Scrambling and gate-induced fluctuations in realistic quantum dots

We evaluate the magnitude of two important mesoscopic effects using a realistic model of typical quantum dots. “Scrambling” and “gate effect” are defined as the change in the single-particle spectrum due to added electrons or gate-induced shape deformation, respectively. These two effects are investigated systematically in both the self-consistent Kohn-Sham (KS) theory and a Fermi liquidlike Strutinsky approach. We find that the genuine scrambling effect is small because the potential here is smooth. In the KS theory, a key point is the implicit inclusion of residual interactions in the spectrum; these dominate and make scrambling appear larger. Finally, the gate effect is comparable in the two cases and, while small, is able to cause gate-induced spin transitions.

Figure 1

(Color online) Illustration of scrambling and gate effects in Coulomb blockade conductance fluctuations.

Figure 2

(Color online) Upper panel, schematic of the shape of the top confining gate used in this study. Negative voltages are imposed on the shaded region, depleting the electrons underneath so that the motion of electrons is confined to a small region.
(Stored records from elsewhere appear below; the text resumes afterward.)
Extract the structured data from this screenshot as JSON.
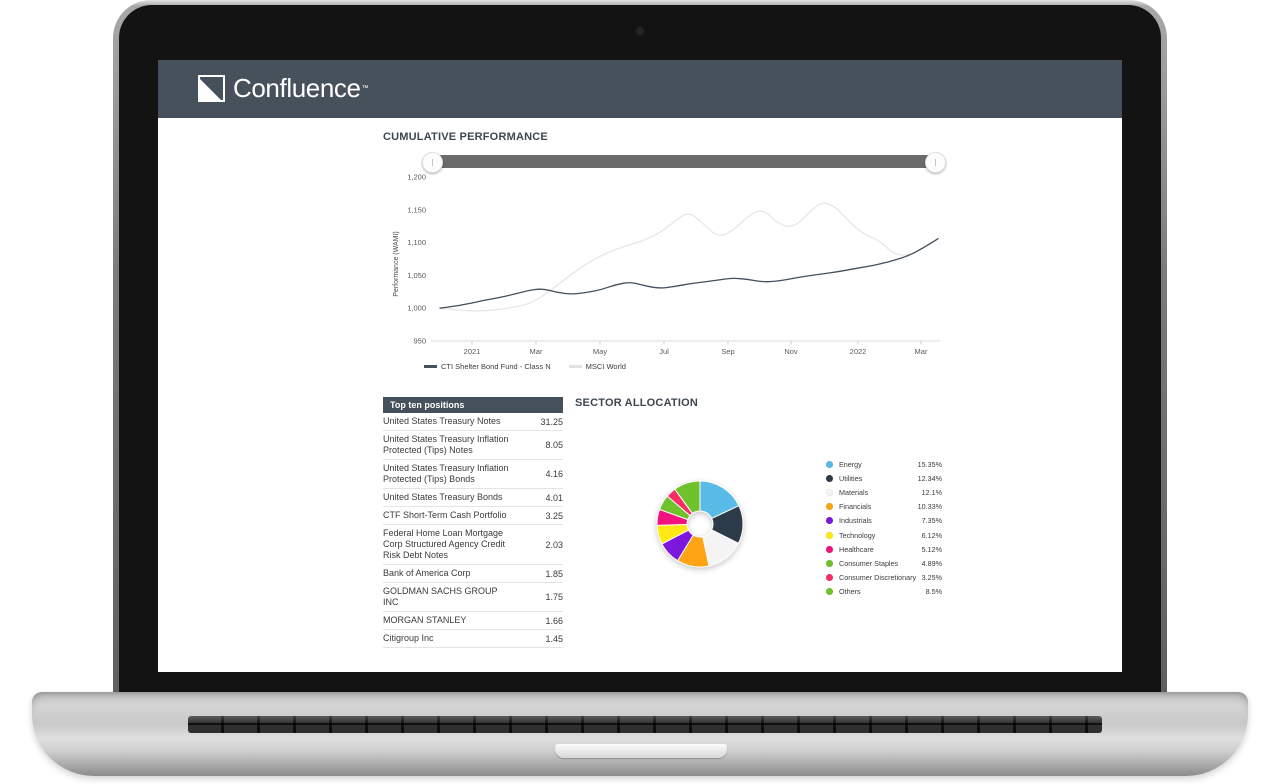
{
  "header": {
    "brand": "Confluence",
    "trademark": "™"
  },
  "performance": {
    "title": "CUMULATIVE PERFORMANCE",
    "legend": [
      {
        "label": "CTI Shelter Bond Fund - Class N",
        "color": "#43505e"
      },
      {
        "label": "MSCI World",
        "color": "#e2e2e2"
      }
    ]
  },
  "positions": {
    "title": "Top ten positions",
    "rows": [
      {
        "name": "United States Treasury Notes",
        "value": "31.25"
      },
      {
        "name": "United States Treasury Inflation Protected (Tips) Notes",
        "value": "8.05"
      },
      {
        "name": "United States Treasury Inflation Protected (Tips) Bonds",
        "value": "4.16"
      },
      {
        "name": "United States Treasury Bonds",
        "value": "4.01"
      },
      {
        "name": "CTF Short-Term Cash Portfolio",
        "value": "3.25"
      },
      {
        "name": "Federal Home Loan Mortgage Corp Structured Agency Credit Risk Debt Notes",
        "value": "2.03"
      },
      {
        "name": "Bank of America Corp",
        "value": "1.85"
      },
      {
        "name": "GOLDMAN SACHS GROUP INC",
        "value": "1.75"
      },
      {
        "name": "MORGAN STANLEY",
        "value": "1.66"
      },
      {
        "name": "Citigroup Inc",
        "value": "1.45"
      }
    ]
  },
  "sector": {
    "title": "SECTOR ALLOCATION"
  },
  "chart_data": [
    {
      "type": "line",
      "title": "CUMULATIVE PERFORMANCE",
      "ylabel": "Performance (WAMI)",
      "ylim": [
        950,
        1200
      ],
      "y_ticks": [
        "1,200",
        "1,150",
        "1,100",
        "1,050",
        "1,000",
        "950"
      ],
      "y_tick_values": [
        1200,
        1150,
        1100,
        1050,
        1000,
        950
      ],
      "x_ticks": [
        "2021",
        "Mar",
        "May",
        "Jul",
        "Sep",
        "Nov",
        "2022",
        "Mar"
      ],
      "grid": false,
      "legend_position": "bottom",
      "series": [
        {
          "name": "MSCI World",
          "color": "#e7e7e7",
          "values": [
            1000,
            998,
            996,
            996,
            998,
            1001,
            1006,
            1018,
            1035,
            1052,
            1068,
            1080,
            1090,
            1097,
            1104,
            1115,
            1132,
            1148,
            1128,
            1108,
            1118,
            1140,
            1152,
            1130,
            1122,
            1140,
            1163,
            1155,
            1130,
            1112,
            1103,
            1082,
            1080,
            1092,
            1106
          ]
        },
        {
          "name": "CTI Shelter Bond Fund - Class N",
          "color": "#434f5c",
          "values": [
            1000,
            1003,
            1007,
            1012,
            1016,
            1021,
            1027,
            1030,
            1024,
            1021,
            1024,
            1028,
            1036,
            1040,
            1034,
            1030,
            1033,
            1037,
            1040,
            1043,
            1046,
            1044,
            1040,
            1041,
            1045,
            1049,
            1052,
            1055,
            1059,
            1063,
            1067,
            1073,
            1080,
            1092,
            1106
          ]
        }
      ]
    },
    {
      "type": "pie",
      "donut": true,
      "title": "SECTOR ALLOCATION",
      "slices": [
        {
          "label": "Energy",
          "pct": 15.35,
          "color": "#59bbe8"
        },
        {
          "label": "Utilities",
          "pct": 12.34,
          "color": "#2c3b49"
        },
        {
          "label": "Materials",
          "pct": 12.1,
          "color": "#f4f4f4"
        },
        {
          "label": "Financials",
          "pct": 10.33,
          "color": "#ffa415"
        },
        {
          "label": "Industrials",
          "pct": 7.35,
          "color": "#7d17dc"
        },
        {
          "label": "Technology",
          "pct": 6.12,
          "color": "#ffe813"
        },
        {
          "label": "Healthcare",
          "pct": 5.12,
          "color": "#f2137f"
        },
        {
          "label": "Consumer Staples",
          "pct": 4.89,
          "color": "#6fc22e"
        },
        {
          "label": "Consumer Discretionary",
          "pct": 3.25,
          "color": "#f92c66"
        },
        {
          "label": "Others",
          "pct": 8.5,
          "color": "#6fc22e"
        }
      ]
    }
  ]
}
To obtain enough statistics, 24 different irregular confining shapes are generated by taking different values of $X_1$, $X_2$, $Y_1$, and $Y_2$. Lower panel, the nearest neighbor spacing distribution of the single-particle levels calculated in the Thomas–Fermi effective potential (histogram) compared to the Wigner surmise distribution (line).

Figure 3

(Color online) Scrambling magnitude as a function of $\delta N$ (upper) and gate fluctuation as a function of $\delta N^{*}$ (lower) from the TF (filled) or KS (empty) single particle spectra with $z_d=15\mathrm{nm}$ (circles) or 50 nm (triangles). Inset, the result of a universal random matrix model.